How do you feel about the scooter problem in Nashville?
NASHVILLE (WSMV) - Scooter company Spin, a relative newcomer to the scooter market in Nashville, is responding to Mayor David Briley's threat of banning scooters after injuries and at least one reported death. Spin says the problem is not the scooters themselves, but how many are on Nashville's roads.
"Currently, there are over 4,000 scooters in Nashville -- a number that we believe is too large given the current compliance rate and trends in user behavior," said Spin in a letter to Mayor Briley and Vice Mayor Jim Shulman.
The company, an independent subsidiary of the Ford Motor Company, says they have a "proven track record of working with local governments across the country on safety and compliance issues."

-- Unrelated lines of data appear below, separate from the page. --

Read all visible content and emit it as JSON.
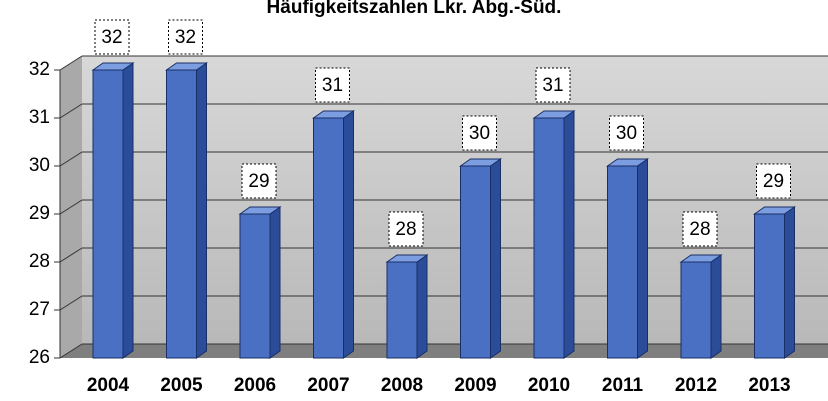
{
  "chart_data": {
    "type": "bar",
    "title": "Häufigkeitszahlen Lkr. Abg.-Süd.",
    "categories": [
      "2004",
      "2005",
      "2006",
      "2007",
      "2008",
      "2009",
      "2010",
      "2011",
      "2012",
      "2013"
    ],
    "values": [
      32,
      32,
      29,
      31,
      28,
      30,
      31,
      30,
      28,
      29
    ],
    "color": "#4a70c4",
    "ylim": [
      26,
      32
    ],
    "yticks": [
      26,
      27,
      28,
      29,
      30,
      31,
      32
    ],
    "grid": true
  }
}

The company refused to sign on to a new recommended list of industry standards earlier this week, stating they believe Nashville needs a different strategy for tackling the scooter problem.

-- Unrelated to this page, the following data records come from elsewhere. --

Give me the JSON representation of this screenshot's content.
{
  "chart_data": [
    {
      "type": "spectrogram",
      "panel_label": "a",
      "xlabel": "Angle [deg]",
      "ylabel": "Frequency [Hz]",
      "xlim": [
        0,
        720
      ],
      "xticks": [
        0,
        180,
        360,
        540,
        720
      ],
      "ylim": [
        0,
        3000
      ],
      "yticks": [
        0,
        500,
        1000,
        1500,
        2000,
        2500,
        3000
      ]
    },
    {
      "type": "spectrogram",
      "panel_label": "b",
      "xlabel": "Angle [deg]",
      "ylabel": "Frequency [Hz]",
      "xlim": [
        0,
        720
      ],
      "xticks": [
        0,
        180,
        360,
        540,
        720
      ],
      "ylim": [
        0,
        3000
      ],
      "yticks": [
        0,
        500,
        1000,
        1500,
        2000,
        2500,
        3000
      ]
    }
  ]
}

Spin is asking for the number of scooters to be reduced by 50 percent and for there to be an equal distribution of scooters (overall fleet size) amongst the seven companies currently operating in Nashville.
"Halving the current total number of scooters and then allocating equal-sized fleets among all operators would allow all companies that have invested in -- and hired from -- the local community to continue to provide a sustainable mobility mode for the City," said Spin in the letter, "At the same time, creating an equal playing field among all operators would reduce a company’s incentive to aggressively expand its operations-- which we believe has been another cause of the safety and clutter concerns."
The company is also pushing for a stop to the pilot program currently in place and is requesting the city move to a "Request For Proposal (RFP) with a limited number of operators."
"By moving to a competitive solicitation process, the City would also have greater ability to hold the selected companies accountable and responsible for safe operations," said Spin in the letter.
They believe that the new RFP should require a focus on compliance to Metro rules and processes, all companies should have full-time employees on staff, and there should be dynamic fleet expansions at the discretion of Metro government.
"While we support caps that are flexible and can be increased, the City should have full discretion and authority over fleet-size expansions and consider compliance and any other factors instead of solely relying on an operator’s self-reported ride numbers," said Spin in the letter.